Linda and I met and started falling for each other when we worked at the Seattle Art Museum in the early 1980s. One day I could tell she was out of sorts about something, so I loaned her my childhood copy of The Wind in the Willows, saying, “This is the antidote to all pain and strife.” She knew what I meant, for since girlhood, with a book on her lap, she’d sought relief from boredom, worry and sadness on story voyages to enchanting, nurturing places of the imagination. Grown-up Linda’s home library reflected her passion for life and endless curiosity about the human condition. The full spectrum of earth’s past, present and possible futures, its ethnicities, geologies, theologies, arts, birds, architecture, sciences, music, dances, ideologies, cuisines, gardens, funny and silly things, tall tales and true filled her book shelves.
With Linda’s missionary’s zeal for the value of reading and writing, working for Seattle Arts & Lectures was a perfect occupation for her, and a steep personal challenge. She came across as tough, brash and opinionated, but inside she wrestled with social anxieties, and she had chronic physical maladies to cope with. It made me proud, knowing the courage she had to muster, to see her step onto the Benaroya Hall stage and present stellar literary artists to a sold-out audience. And afterwards to be praised for her poise, wit and erudition. Patti Smith called her “juicy.”

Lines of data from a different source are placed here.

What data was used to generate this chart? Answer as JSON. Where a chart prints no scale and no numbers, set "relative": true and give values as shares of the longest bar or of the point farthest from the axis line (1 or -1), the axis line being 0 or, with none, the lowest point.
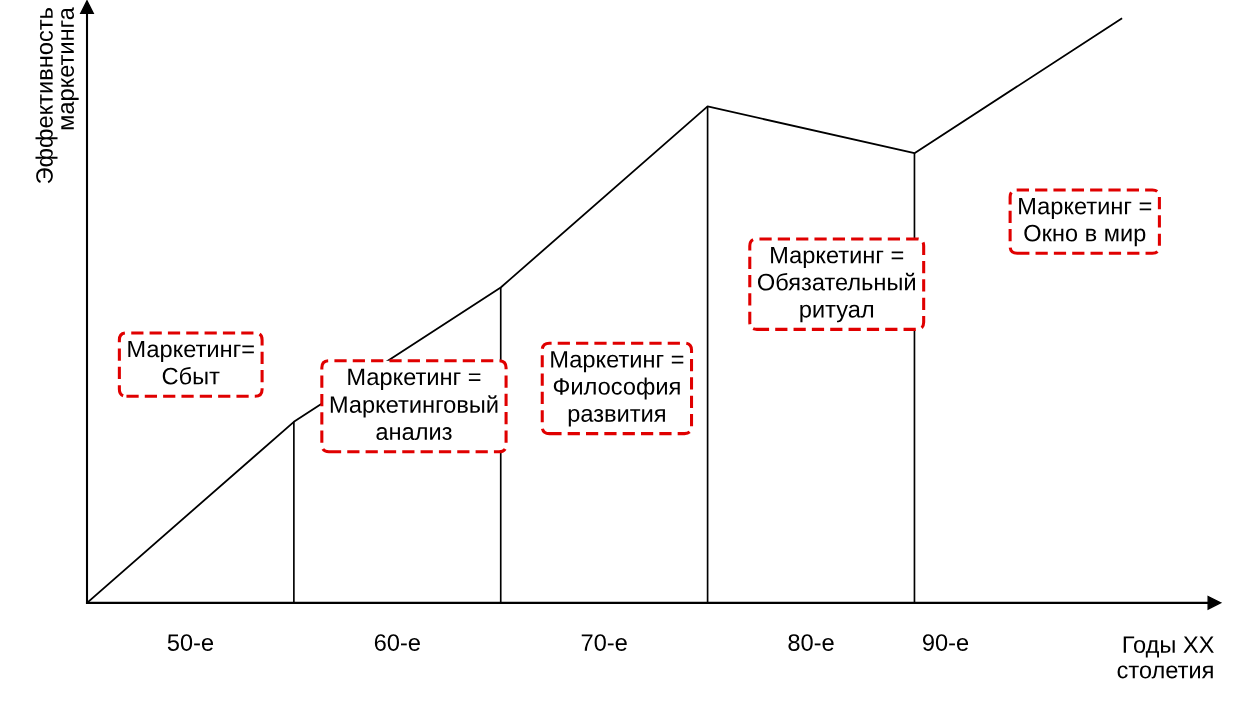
{
  "chart_data": {
    "type": "line",
    "relative": true,
    "xlabel": "Годы XX\nстолетия",
    "ylabel": "Эффективность\nмаркетинга",
    "categories": [
      null,
      null,
      null,
      null,
      null,
      null
    ],
    "series": [
      {
        "color": "#000000",
        "values": [
          0,
          0.31,
          0.54,
          0.85,
          0.77,
          1
        ]
      }
    ],
    "annotations": [
      "50-е",
      "60-е",
      "70-е",
      "80-е",
      "90-е",
      "Маркетинг=\nСбыт",
      "Маркетинг =\nМаркетинговый\nанализ",
      "Маркетинг =\nФилософия\nразвития",
      "Маркетинг =\nОбязательный\nритуал",
      "Маркетинг =\nОкно в мир"
    ],
    "grid": false,
    "legend": false
  }
}
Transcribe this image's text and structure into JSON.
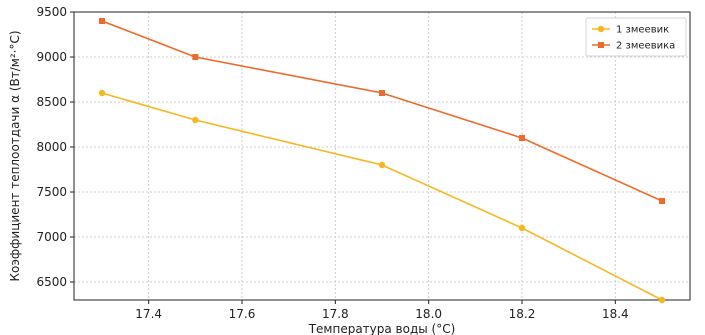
{
  "chart_data": {
    "type": "line",
    "xlabel": "Температура воды (°C)",
    "ylabel": "Коэффициент теплоотдачи α (Вт/м²·°C)",
    "xlim": [
      17.24,
      18.56
    ],
    "ylim": [
      6300,
      9500
    ],
    "xticks": [
      "17.4",
      "17.6",
      "17.8",
      "18.0",
      "18.2",
      "18.4"
    ],
    "yticks": [
      "6500",
      "7000",
      "7500",
      "8000",
      "8500",
      "9000",
      "9500"
    ],
    "grid": true,
    "legend_position": "top-right",
    "series": [
      {
        "name": "1 змеевик",
        "color": "#f6b820",
        "marker": "circle",
        "x": [
          17.3,
          17.5,
          17.9,
          18.2,
          18.5
        ],
        "y": [
          8600,
          8300,
          7800,
          7100,
          6300
        ]
      },
      {
        "name": "2 змеевика",
        "color": "#ec6b2c",
        "marker": "square",
        "x": [
          17.3,
          17.5,
          17.9,
          18.2,
          18.5
        ],
        "y": [
          9400,
          9000,
          8600,
          8100,
          7400
        ]
      }
    ]
  }
}
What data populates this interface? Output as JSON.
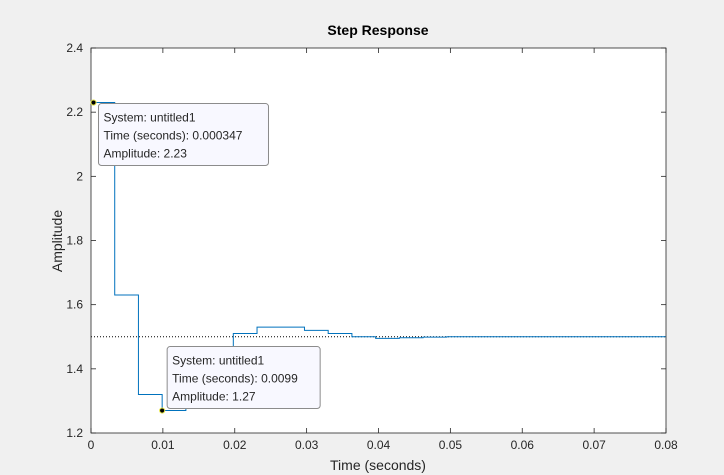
{
  "chart_data": {
    "type": "line",
    "title": "Step Response",
    "xlabel": "Time (seconds)",
    "ylabel": "Amplitude",
    "xlim": [
      0,
      0.08
    ],
    "ylim": [
      1.2,
      2.4
    ],
    "xticks": [
      0,
      0.01,
      0.02,
      0.03,
      0.04,
      0.05,
      0.06,
      0.07,
      0.08
    ],
    "xtick_labels": [
      "0",
      "0.01",
      "0.02",
      "0.03",
      "0.04",
      "0.05",
      "0.06",
      "0.07",
      "0.08"
    ],
    "yticks": [
      1.2,
      1.4,
      1.6,
      1.8,
      2,
      2.2,
      2.4
    ],
    "ytick_labels": [
      "1.2",
      "1.4",
      "1.6",
      "1.8",
      "2",
      "2.2",
      "2.4"
    ],
    "grid": false,
    "line_color": "#0072bd",
    "reference_line": {
      "value": 1.5,
      "style": "dotted",
      "color": "#000000"
    },
    "series": [
      {
        "style": "stairs",
        "x": [
          0,
          0.0033,
          0.0066,
          0.0099,
          0.0132,
          0.0165,
          0.0198,
          0.0231,
          0.0264,
          0.0297,
          0.033,
          0.0363,
          0.0396,
          0.0429,
          0.0462,
          0.0495,
          0.08
        ],
        "y": [
          2.23,
          1.63,
          1.32,
          1.27,
          1.38,
          1.43,
          1.51,
          1.53,
          1.53,
          1.52,
          1.51,
          1.5,
          1.495,
          1.497,
          1.499,
          1.5,
          1.5
        ]
      }
    ],
    "datatips": [
      {
        "x": 0.000347,
        "y": 2.23,
        "lines": [
          "System: untitled1",
          "Time (seconds): 0.000347",
          "Amplitude: 2.23"
        ]
      },
      {
        "x": 0.0099,
        "y": 1.27,
        "lines": [
          "System: untitled1",
          "Time (seconds): 0.0099",
          "Amplitude: 1.27"
        ]
      }
    ]
  }
}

Linda and I had diverging interests, and didn’t read the same books, but we loved to sit together reading, whether on vacation or on her Sunday morning couch, and harmonious and contentious discussions would ensue. Near the end of her life she could barely whisper, so we looked at the pictures in the book of the animated film My Neighbor Totoro, one of her favorites.
The words in books brought us together, and after her death, as I rummaged through her house, I found words she’d left for me to find. A loving thought written on a scrap of paper, and a poem by Louise Glück, “The Evening Star.” The poem speaks of the star’s “light of death,” which restores to earth “its power to console.” The star provides “enough light to make my thought visible again.”
Linda used to believe that when the brain dies the consciousness dies, but near the end she felt some essence beyond ego would journey forward, disseminating, merging.
She was her books, but also everything and everyone her mind touched.
The shelves are empty now.
Greg Olson founded and curates the Seattle Art Museum’s film program, the longest-running non-profit film program in the Northwest. He has written for Film Comment, Moviegoer and Premiere, and is the author of the best-selling David Lynch: Beautiful Dark.